5 Types of Guys You Meet on Tinder

Posted on the 09 July 2016 by Scribe Project @ascribeproject

The One that Stops At Hello

I would elaborate but that’s all there is to it.

Source: http://gph.is/1PL9gT8

The Self-Conceited

There are 2 types to this guy. The first, starts right after you’re done going back on forth with your hellos and what are you doings (urgh, I know) on the app. The second, however, waits it out a little, seems interested if not a little too much to what you have to say, gets your number and then goes on to make every damn thing in the world about him.

He may text you to ask how your day is going, you reply with a good/bad/alright and just before you can continue perhaps with a little story about how this woman on the bus gave you the death glare for stepping on her foot even after you had apologized, there he goes boasting about his splendid day, how a promotion’s on the horizon and about his plans to move to Canada in 5 years. Bleh.

Now don’t mistake us – girls who refuse to put up with too much vanity in a guy – we like to listen just as much as we talk but a conversation does have to go 2 ways and with Mr Self Conceited, it hardly ever comes back to you.

Source: http://gph.is/28LkMOT

The One who Needs to Look For An English Tutor Instead Of A Date

Not to sound like a bitch but heavy grammatical errors being a turnoff is actually a thing.
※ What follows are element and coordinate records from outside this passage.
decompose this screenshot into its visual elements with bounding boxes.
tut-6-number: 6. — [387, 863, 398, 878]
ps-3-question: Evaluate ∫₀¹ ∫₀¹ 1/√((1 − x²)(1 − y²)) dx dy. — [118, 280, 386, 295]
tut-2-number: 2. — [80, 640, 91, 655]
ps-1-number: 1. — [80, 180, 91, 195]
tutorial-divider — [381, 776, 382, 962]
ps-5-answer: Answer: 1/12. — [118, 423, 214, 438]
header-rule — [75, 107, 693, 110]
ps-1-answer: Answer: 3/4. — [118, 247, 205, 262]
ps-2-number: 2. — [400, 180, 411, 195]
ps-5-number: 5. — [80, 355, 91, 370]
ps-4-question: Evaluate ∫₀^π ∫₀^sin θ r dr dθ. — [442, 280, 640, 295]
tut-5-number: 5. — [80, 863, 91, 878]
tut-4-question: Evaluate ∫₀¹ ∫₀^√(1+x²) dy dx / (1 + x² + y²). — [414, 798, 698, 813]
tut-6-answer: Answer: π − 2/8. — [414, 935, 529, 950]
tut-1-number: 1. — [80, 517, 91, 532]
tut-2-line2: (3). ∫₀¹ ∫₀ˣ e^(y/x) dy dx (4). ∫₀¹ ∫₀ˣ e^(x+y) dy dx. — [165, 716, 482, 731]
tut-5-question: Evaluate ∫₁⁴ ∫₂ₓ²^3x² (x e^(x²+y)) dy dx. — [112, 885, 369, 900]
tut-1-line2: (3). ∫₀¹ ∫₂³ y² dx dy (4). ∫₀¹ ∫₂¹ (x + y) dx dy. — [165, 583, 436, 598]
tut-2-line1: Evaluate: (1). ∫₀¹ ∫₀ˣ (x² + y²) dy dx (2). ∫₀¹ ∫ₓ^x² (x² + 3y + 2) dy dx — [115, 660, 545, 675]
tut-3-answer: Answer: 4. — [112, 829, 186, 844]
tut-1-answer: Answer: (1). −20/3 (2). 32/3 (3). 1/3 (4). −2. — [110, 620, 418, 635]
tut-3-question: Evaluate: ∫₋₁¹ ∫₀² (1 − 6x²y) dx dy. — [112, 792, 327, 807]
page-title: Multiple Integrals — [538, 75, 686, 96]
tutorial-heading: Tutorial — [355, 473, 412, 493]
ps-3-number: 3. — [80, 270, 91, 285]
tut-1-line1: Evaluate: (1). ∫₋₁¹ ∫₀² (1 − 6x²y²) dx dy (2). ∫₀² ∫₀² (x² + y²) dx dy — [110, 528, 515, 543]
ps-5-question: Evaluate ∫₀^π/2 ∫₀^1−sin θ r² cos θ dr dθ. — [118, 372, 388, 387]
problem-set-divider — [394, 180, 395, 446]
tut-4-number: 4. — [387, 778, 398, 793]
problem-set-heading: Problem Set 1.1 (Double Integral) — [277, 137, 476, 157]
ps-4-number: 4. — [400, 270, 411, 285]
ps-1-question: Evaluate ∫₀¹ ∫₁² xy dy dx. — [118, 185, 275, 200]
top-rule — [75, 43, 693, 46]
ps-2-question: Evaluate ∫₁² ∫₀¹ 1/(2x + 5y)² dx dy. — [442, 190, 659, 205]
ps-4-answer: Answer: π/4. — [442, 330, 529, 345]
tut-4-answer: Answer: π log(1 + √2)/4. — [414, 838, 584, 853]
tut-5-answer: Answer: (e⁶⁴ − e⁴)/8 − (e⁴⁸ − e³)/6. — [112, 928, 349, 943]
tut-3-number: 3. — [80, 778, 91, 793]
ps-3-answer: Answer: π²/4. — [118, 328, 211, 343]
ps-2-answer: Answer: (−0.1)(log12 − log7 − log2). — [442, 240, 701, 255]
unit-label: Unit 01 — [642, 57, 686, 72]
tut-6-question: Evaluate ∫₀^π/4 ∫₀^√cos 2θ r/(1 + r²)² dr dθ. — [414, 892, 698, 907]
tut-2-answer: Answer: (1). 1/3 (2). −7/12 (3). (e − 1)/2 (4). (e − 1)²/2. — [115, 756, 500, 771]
I’m surprised guys don’t realize this, with it being 2016 and smartphones taking over pretty much everything and all? And I’m talking guys in their early/mid 20s. Not that older guys don’t know technology, of course.

Source: http://gph.is/1UzJ6VW

The Nice One

Now, to the girls in their right minds, this guy may be the catch. He listens to you, heck he even remembers stuff from days ago, throws the right number of compliments your way, hardly disagrees with you and you just know it in your gut that he’s being genuine. I hate to admit it but he does, if not only for a second, make you think like you may have found yourself a really great guy.

However, that second passes and some of us lose whatever interest we had for all of 5 minutes. Why, we don’t exactly know but a guy who hangs on our every word never intrigued us. We don’t want to date someone who not only asks us but expects us to enquire if and what he ate 3 times a day because frankly, we couldn’t care less.  “What are you doing”, “How are you” and “Have you eaten” are all for small talk and we hate small talk.

Source: http://gph.is/1NCj43g

The Bad One / The One Who’s Bad For You

That hardly ever occurs to us without some situation analysis by our friends. This is the guy that interests you without ever seeming interested (enough) in you. Sure he talks, but is careful not to give too much about himself away easily. He speaks ideas, making his conversations the most riveting compared to the other ones. As weird as it may sound to others, it’s the idea of blurred lines that keep us drawn and we have no idea why ourselves.